Cost-effective strategies

Director Nyoman Suryadiputra of Wetlands International Indonesia presented possibilities for scaling up the Building with Nature concept during the seminar. Long-term oriented interventions were discussed such as limiting ground water extraction, bringing back rivers into the floodplain and using Building with Nature measures, including protecting mangroves that are assumed to be the most cost-effective strategy for the North Coast of Java. 

In the more urban areas with less mangrove cover, other hybrid (green-grey) mitigation strategies may apply, integrated into a broader coastal management approach.

Extreme river discharge

In Surabaya, the seminar concentrated on river basin management, with a focus on the Welang River. 

Pak Fauzy Nasruddin from Public Works and Water Resources Office of East Java Province expressed interest in collaborative management of the Welang River using the Building with Nature approach as one of the options that could be implemented, especially using the concept of ‘Room for the River’ to address flooding.

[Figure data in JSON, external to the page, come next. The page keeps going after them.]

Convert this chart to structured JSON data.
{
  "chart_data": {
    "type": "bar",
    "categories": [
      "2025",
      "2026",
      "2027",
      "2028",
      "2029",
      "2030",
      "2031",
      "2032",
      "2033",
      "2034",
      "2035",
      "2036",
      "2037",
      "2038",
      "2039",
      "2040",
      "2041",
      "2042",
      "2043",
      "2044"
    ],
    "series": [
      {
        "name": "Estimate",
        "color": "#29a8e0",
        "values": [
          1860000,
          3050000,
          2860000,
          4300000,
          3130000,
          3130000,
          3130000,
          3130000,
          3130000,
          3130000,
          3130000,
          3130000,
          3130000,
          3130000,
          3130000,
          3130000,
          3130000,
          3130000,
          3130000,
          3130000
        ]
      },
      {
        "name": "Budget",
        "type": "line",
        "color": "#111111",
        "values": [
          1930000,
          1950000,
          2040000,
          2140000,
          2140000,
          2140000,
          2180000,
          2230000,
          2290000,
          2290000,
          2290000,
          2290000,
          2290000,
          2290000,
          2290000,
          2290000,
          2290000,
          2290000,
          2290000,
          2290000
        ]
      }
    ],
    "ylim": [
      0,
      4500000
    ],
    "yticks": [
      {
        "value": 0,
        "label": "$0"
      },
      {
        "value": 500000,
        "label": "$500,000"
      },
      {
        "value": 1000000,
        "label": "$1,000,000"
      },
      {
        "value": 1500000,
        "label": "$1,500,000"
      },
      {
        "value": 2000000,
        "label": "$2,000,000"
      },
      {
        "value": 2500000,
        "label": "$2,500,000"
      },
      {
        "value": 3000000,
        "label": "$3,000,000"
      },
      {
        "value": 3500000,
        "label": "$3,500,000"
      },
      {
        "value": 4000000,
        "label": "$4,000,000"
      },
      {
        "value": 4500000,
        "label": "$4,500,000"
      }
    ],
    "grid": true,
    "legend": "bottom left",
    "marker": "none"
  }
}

The 'Room for the River' concept reduces flood risks by increasing the depth of rivers, creating water buffers, relocating levees, and the construction of additional by-passes. The concept aims at interventions in the landscape that restore the capacity of rivers to act as ‘natural water sponges’ in the event of extreme discharge.

Five Asian countries

Wetlands International has launched an initiative to accelerate the introduction of the Building with Nature and Room for the River concepts in five Asian countries. This initiative is supported by the Indonesian Ministry of Marine Affairs, EcoShape and the Global Center on Adaptation.